When talking about life extension, morality and ethics come into play. Is it morally just to go against nature and extend peoples' lives much further than they're intended? Some would say no. "Playing god" is the ultimate immorality. Taking all the power unto yourself and distributing out longer lives... by attempting immortality, you're commiting immorality. There's just no way around it.

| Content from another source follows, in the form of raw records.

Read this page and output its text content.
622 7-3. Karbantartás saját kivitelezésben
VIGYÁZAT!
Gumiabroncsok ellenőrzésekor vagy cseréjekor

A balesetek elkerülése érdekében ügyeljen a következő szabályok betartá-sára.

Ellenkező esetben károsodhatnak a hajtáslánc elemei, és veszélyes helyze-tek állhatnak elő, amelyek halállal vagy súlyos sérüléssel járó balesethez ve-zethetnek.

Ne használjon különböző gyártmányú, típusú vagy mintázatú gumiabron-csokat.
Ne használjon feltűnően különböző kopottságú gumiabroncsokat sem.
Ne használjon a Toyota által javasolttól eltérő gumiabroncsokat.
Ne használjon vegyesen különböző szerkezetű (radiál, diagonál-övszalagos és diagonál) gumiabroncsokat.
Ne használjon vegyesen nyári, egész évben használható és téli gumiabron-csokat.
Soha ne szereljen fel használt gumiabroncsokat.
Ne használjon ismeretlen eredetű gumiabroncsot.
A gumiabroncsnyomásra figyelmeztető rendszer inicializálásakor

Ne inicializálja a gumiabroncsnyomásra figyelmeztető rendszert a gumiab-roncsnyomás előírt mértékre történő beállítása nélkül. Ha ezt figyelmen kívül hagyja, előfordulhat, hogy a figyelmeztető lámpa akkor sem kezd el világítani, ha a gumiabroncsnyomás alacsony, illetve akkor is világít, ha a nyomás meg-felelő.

For example, what happens when everyone lives and no one dies? Overpopulation. The Earth wouldn't be able to sustain it. With too many people, resources would die out sooner, land would become exceedingly smaller, the Earth just would not be able to take it. You can't have exponential growth without exponential decay. Life extension would throw off the balance of the world, and without balance, without death's complement to life, instead of everyone living longer happier lives, the world would cease prematurely due to the hubris of mankind. And, no one wants that.

-Damn the Man
aka Kyle Michaud.


Blogger oxillini said...

Great research Kyle. Life Extension is a big piece of the "Lost" puzzle. I think once we see the full puzzle, we'll all have a big "Oooooh, that makes sense" moment.

7/22/2006 7:10 AM  
Blogger Damn the Man said...

Thanks oxillini. I tried. :)

I think it might need some further research, but right now it's just a brief explanation, if you will.

7/22/2006 8:20 AM  
Blogger Minka said...

If the normal life-expectancy of an orangutan is 45+ years, and Joop is 105 years old, wouldn't that mean that THF would have come up with a way to extend his life about 50 years ago? Does this seem fishy to anyone else?

7/24/2006 11:25 PM  
Blogger lyz2814 said...

I may mention this in several subjects on this blog--just because the topic is so broad...anyway, driving home from colorado, at 2 am, there was a program with this Sir Charles Shultz III all about nano-technology. He talked about using nanites to repair the body and eliminate aging. Alternatively, you could use "replicator" nanites to make a perfect copy (as in indistinguishable) of yourself, and thus achieve immortality. Looking at the apollo bar memo, the dharma folks may be injesting nanites for life extension!